I am not an advocate of the concept of original sin: the idea that we are born and forever live in a deeply-imprinted state of fallenness. My theology is far more shaped by the concept of original blessing: God created us in God’s own image called us “good.” The problem is that I have a tendency to mess up things that are otherwise quite good on their own. I can be selfish and impatient and critical and lots of other things that I have no problem calling sin. And even if I prefer to avoid that word, it would be hard to deny that I sometimes need to say I’m sorry and figure out how to make things right when my actions separate me from others. I truly believe that the really big, awful, national and global atrocities that we deplore aren’t just about systemic evil – they have their origins in the human heart. What God created as good has been corrupted in many ways. Recognizing my own tendency toward self-centeredness and self-justification is a necessary first step to addressing what needs changing in the world.
John the Baptist called people to repentance, or “metanoia” as you heard in the dramatic reading of the Luke passage. To repent is to become self-aware to the point where we are able to assess our thoughts and actions and then take corrective action. It means the willingness to turn around when it’s clear that another direction is better. And it means to get out of the way; to stop being an obstruction on the road to seeing God’s reign of goodness fulfilled.
I’m pretty angry this week about those who care more about their political positions than they care about people. I’m perplexed by those who think that praying for victims is a substitute for changing laws that perpetuate violence. And I’m frustrated that good people who worship differently than me are being increasingly scapegoated because of the actions of a few.

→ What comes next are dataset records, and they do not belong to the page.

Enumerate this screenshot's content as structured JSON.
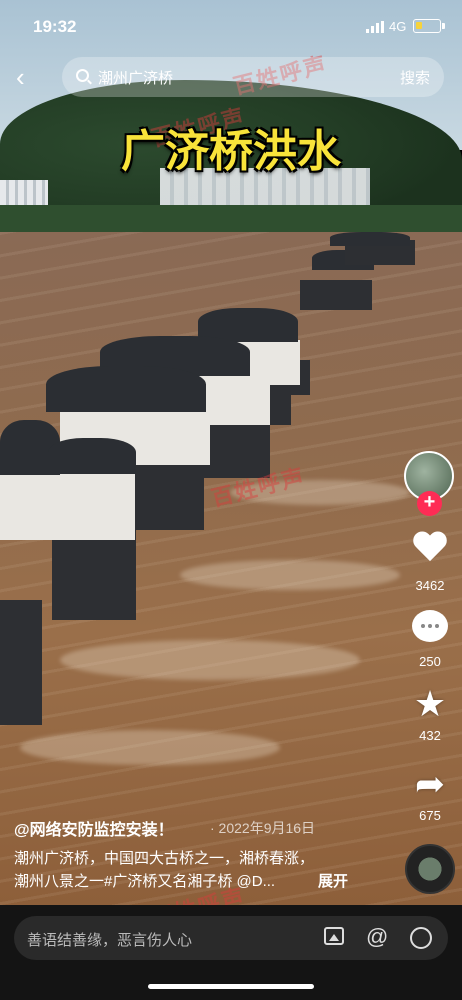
{
  "status_bar": {
    "time": "19:32",
    "network": "4G"
  },
  "search": {
    "query": "潮州广济桥",
    "button": "搜索"
  },
  "video": {
    "overlay_title": "广济桥洪水",
    "watermark": "百姓呼声"
  },
  "actions": {
    "likes": "3462",
    "comments": "250",
    "favorites": "432",
    "shares": "675"
  },
  "post": {
    "author": "@网络安防监控安装！",
    "date": "· 2022年9月16日",
    "caption_line1": "潮州广济桥，中国四大古桥之一，湘桥春涨，",
    "caption_line2": "潮州八景之一#广济桥又名湘子桥 @D...",
    "expand": "展开"
  },
  "comment_bar": {
    "placeholder": "善语结善缘，恶言伤人心"
  }
}
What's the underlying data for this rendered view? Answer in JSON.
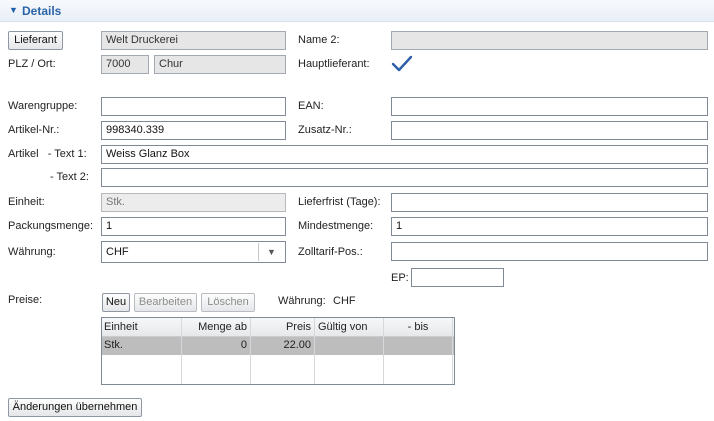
{
  "section": {
    "title": "Details"
  },
  "supplier": {
    "button_label": "Lieferant",
    "name": "Welt Druckerei",
    "name2_label": "Name 2:",
    "name2_value": "",
    "zip_city_label": "PLZ / Ort:",
    "zip": "7000",
    "city": "Chur",
    "main_supplier_label": "Hauptlieferant:",
    "main_supplier_checked": true
  },
  "fields": {
    "warengruppe_label": "Warengruppe:",
    "warengruppe_value": "",
    "ean_label": "EAN:",
    "ean_value": "",
    "artikelnr_label": "Artikel-Nr.:",
    "artikelnr_value": "998340.339",
    "zusatznr_label": "Zusatz-Nr.:",
    "zusatznr_value": "",
    "text1_label": "Artikel   - Text 1:",
    "text1_value": "Weiss Glanz Box",
    "text2_label": "- Text 2:",
    "text2_value": "",
    "einheit_label": "Einheit:",
    "einheit_value": "Stk.",
    "lieferfrist_label": "Lieferfrist (Tage):",
    "lieferfrist_value": "",
    "packungsmenge_label": "Packungsmenge:",
    "packungsmenge_value": "1",
    "mindestmenge_label": "Mindestmenge:",
    "mindestmenge_value": "1",
    "waehrung_label": "Währung:",
    "waehrung_value": "CHF",
    "zolltarif_label": "Zolltarif-Pos.:",
    "zolltarif_value": "",
    "ep_label": "EP:",
    "ep_value": ""
  },
  "prices": {
    "label": "Preise:",
    "new_label": "Neu",
    "edit_label": "Bearbeiten",
    "delete_label": "Löschen",
    "currency_label": "Währung:",
    "currency_value": "CHF",
    "columns": [
      "Einheit",
      "Menge ab",
      "Preis",
      "Gültig von",
      "- bis"
    ],
    "rows": [
      {
        "einheit": "Stk.",
        "menge_ab": "0",
        "preis": "22.00",
        "gueltig_von": "",
        "bis": ""
      }
    ]
  },
  "footer": {
    "apply_label": "Änderungen übernehmen"
  },
  "colors": {
    "accent": "#2a64a8",
    "check": "#2c5ea8"
  }
}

All of this obscures the light of God and inhibits God’s reign of peace.
I don’t want to be a bump in the road that needs to be smoothed out to welcome God’s reign. I want to prepare the way, and I believe that you do, too. I’m thankful for John the Baptists who get angry and shout and even risk their lives for justice. In fact, I want to be among them, and I think it starts by clearing the way in my own heart and in my own relationships and wherever else I have any possible influence for good.
God’s peace and truth and light are breaking out all around us. Despite the darkness and fear that grip our world with regularity, we proclaim a message of hope. It is a rough road to a better future, but it’s the only road we have and it leads forward. You are the key to making that a smoother path. How will you get out of the way and prepare for God’s reign?